Deisel führte, wenn er darüber sprach, Grundsätzliches aus zur Kunst, zum Menschen schlechthin, zur Fragilität seiner Existenz und seiner Stellung in der modernen Welt. Er betonte die humane Funktion des Kunstwerkes, stellte die Bedeutsamkeit einer geistigen Selbstbehauptung des Künstlers in den Mittelpunkt der Betrachtungen.
Bei aller Zuwendung zu den realen Gegebenheiten der Welt kann man aus vielen Skizzen und Bildern Theo Deisels etwas Unergründliches herauslesen, etwas schwer Erklärbares, das eine unbestimmte Form von Traurigkeit besitzt und ausstrahlt, ein Skeptizismus, der aus seinem Intellekt kam. Aus der Fülle der Bilder sei sein bei der Are-Gilde zum 50jährigen Jubiläum ausgestelltes Gemälde „Das Narrenschiff“ angeführt, das, besetzt mit geheimnisvollen, nur angedeuteten Figuren auf Strand gelaufen, gestrandet ist. Rätselhaft, verschlüsselt der tiefere Sinn des Bildes: die Fahrt ist zu Ende, Ratlosigkeit breitet sich aus, wie Statuen verharren die Menschen im Boot, werden von einem bedrohlichen Wesen am Strand erwartet, Unwissenheit über das, was auf sie zukommt.

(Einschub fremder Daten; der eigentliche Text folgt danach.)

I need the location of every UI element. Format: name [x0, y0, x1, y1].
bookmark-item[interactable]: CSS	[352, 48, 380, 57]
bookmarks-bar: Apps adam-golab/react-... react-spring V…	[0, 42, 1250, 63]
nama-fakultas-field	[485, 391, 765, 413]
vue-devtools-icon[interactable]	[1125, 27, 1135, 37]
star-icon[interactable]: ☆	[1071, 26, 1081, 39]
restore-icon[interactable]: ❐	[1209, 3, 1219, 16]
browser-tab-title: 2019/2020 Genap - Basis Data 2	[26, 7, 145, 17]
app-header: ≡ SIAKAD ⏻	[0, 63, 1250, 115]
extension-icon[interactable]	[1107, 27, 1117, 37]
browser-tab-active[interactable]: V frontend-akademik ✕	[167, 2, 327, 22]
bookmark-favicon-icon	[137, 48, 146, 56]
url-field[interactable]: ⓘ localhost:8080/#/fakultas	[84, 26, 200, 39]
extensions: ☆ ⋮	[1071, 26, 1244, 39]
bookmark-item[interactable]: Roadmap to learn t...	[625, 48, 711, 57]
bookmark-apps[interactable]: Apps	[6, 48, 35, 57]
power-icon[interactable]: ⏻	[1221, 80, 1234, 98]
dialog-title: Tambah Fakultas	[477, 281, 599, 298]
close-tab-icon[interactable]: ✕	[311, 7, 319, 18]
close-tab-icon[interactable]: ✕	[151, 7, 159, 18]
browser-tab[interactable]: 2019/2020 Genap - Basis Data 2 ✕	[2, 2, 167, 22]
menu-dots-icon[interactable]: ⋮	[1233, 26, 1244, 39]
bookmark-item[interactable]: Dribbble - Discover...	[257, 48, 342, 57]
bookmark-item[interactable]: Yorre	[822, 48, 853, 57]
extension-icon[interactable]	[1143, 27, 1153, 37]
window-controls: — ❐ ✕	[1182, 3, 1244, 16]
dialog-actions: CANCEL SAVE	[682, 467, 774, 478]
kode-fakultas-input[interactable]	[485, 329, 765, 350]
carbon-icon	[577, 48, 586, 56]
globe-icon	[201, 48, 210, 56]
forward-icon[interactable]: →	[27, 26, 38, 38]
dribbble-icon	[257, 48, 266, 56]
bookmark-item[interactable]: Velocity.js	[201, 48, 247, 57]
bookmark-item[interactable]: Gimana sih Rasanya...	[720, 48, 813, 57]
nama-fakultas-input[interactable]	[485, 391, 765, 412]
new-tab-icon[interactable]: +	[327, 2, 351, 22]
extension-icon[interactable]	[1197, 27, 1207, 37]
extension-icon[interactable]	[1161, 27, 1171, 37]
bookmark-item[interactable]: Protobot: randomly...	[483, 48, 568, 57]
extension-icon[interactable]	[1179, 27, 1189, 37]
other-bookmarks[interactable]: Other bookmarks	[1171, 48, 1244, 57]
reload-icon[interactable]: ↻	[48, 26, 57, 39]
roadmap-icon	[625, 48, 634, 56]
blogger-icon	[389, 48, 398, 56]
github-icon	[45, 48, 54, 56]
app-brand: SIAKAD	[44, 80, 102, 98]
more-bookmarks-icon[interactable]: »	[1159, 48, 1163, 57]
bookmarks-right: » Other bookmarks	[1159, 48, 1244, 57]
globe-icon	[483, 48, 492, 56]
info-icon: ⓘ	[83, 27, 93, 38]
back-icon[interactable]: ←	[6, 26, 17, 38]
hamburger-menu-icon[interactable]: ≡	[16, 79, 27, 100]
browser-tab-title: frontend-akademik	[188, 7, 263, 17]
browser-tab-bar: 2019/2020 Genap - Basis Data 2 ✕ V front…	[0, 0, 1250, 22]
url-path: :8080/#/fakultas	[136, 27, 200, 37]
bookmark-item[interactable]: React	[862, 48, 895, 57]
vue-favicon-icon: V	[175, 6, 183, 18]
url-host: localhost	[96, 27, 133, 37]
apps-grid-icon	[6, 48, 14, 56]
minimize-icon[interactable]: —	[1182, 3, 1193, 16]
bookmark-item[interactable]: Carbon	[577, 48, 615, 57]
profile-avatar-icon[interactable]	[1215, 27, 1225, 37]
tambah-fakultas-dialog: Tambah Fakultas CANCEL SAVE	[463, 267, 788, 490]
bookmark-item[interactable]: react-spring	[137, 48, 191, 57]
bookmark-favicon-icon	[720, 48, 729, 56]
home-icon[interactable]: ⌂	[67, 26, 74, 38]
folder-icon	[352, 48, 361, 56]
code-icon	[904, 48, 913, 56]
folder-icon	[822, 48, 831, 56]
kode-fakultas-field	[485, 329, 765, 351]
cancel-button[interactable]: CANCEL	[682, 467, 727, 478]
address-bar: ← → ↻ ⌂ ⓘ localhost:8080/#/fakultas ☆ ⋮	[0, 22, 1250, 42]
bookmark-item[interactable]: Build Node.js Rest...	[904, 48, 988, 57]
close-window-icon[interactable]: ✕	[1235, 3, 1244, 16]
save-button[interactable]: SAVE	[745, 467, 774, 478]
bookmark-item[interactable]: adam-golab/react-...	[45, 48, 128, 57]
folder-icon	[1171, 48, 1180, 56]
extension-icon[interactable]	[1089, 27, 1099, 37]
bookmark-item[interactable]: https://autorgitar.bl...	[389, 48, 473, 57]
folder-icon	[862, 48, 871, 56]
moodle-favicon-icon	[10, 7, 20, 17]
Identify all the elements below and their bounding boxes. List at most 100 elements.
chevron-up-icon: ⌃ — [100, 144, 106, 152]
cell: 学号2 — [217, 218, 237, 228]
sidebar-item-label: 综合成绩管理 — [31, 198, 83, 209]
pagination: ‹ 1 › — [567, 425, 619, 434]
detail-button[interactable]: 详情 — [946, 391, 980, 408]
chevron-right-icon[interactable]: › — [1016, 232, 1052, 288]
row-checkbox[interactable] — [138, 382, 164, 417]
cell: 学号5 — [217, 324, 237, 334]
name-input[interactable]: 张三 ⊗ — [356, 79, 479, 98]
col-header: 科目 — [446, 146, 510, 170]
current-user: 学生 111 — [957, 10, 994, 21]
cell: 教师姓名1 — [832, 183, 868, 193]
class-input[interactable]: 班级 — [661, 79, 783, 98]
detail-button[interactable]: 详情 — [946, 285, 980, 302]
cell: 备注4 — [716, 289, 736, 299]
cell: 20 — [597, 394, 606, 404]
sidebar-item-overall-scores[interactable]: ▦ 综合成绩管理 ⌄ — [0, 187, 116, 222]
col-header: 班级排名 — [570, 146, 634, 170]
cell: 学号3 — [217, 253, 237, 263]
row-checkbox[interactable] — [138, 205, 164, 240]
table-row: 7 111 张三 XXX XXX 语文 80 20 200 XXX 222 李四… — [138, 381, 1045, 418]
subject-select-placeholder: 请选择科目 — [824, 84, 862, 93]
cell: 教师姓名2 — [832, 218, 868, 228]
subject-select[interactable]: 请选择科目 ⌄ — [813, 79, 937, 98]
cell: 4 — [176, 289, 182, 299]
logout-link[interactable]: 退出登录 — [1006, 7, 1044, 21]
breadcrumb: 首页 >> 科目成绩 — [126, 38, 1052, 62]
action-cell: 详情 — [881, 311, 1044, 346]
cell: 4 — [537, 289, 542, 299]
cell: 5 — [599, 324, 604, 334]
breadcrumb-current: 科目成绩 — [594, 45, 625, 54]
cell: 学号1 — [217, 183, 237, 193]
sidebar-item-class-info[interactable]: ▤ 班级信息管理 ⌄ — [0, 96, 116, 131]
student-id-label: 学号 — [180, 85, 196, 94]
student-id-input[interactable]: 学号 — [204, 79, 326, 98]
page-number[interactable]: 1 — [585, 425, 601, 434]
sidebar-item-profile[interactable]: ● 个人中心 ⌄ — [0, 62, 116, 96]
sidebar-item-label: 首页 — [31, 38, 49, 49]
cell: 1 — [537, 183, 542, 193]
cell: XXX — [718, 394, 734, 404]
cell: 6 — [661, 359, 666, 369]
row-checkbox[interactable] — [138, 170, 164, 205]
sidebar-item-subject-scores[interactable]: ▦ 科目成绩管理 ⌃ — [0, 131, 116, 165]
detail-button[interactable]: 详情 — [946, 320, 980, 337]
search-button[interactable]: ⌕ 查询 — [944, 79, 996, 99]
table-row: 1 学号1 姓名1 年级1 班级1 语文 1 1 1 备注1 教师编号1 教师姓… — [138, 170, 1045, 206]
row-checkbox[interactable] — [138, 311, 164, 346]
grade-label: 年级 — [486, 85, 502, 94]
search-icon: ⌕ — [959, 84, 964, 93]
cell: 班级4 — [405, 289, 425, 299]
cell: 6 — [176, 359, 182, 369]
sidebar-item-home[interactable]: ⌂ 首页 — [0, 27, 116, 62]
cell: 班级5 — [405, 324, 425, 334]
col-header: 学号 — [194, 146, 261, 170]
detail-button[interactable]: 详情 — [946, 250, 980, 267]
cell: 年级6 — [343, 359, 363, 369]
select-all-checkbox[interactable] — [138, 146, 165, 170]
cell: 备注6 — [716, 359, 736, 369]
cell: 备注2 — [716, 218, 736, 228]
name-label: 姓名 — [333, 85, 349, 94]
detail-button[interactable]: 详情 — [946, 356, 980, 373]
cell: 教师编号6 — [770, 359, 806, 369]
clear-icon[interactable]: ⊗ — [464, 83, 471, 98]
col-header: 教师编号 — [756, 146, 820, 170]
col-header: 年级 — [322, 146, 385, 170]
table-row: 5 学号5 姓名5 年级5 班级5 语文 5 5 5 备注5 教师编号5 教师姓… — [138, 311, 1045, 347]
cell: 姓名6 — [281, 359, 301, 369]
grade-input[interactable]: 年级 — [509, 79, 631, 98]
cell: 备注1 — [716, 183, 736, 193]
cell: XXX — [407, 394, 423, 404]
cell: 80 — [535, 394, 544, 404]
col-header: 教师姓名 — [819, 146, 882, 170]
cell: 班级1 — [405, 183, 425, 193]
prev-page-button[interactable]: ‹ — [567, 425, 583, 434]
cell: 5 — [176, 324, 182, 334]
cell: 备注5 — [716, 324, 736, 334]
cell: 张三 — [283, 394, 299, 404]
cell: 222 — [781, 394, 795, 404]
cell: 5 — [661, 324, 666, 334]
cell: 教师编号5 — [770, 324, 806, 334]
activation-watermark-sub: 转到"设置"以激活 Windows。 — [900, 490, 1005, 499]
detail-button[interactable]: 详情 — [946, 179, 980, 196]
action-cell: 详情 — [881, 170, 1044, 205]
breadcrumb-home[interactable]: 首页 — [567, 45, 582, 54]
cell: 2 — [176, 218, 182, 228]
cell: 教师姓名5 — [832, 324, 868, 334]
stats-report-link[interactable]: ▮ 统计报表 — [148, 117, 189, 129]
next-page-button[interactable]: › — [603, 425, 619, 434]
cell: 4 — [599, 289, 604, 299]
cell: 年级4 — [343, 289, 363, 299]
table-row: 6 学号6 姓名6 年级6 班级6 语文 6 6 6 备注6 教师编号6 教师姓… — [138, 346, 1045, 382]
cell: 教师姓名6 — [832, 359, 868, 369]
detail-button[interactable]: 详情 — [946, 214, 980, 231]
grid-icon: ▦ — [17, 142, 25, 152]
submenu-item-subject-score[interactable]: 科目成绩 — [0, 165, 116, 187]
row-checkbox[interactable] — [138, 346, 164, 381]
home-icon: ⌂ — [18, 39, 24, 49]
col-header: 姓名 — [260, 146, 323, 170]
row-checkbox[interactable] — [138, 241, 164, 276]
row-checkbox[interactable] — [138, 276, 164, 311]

Ein letztes Mal bestieg auch Theo Deisel ein Schiff, das ihn auf die Insel Gomora brachte. Niemand ahnte, daß dies seine letzte Fahrt und sein letzter Landgang sein würde: eine Fahrt ohne Wiederkehr.
Was uns bleibt sind seine Bilder, Skizzen, Zeichnungen, die Erinnerung an eine starke Künstlerpersönlichkeit und an seine Worte, die in uns weiterklingen.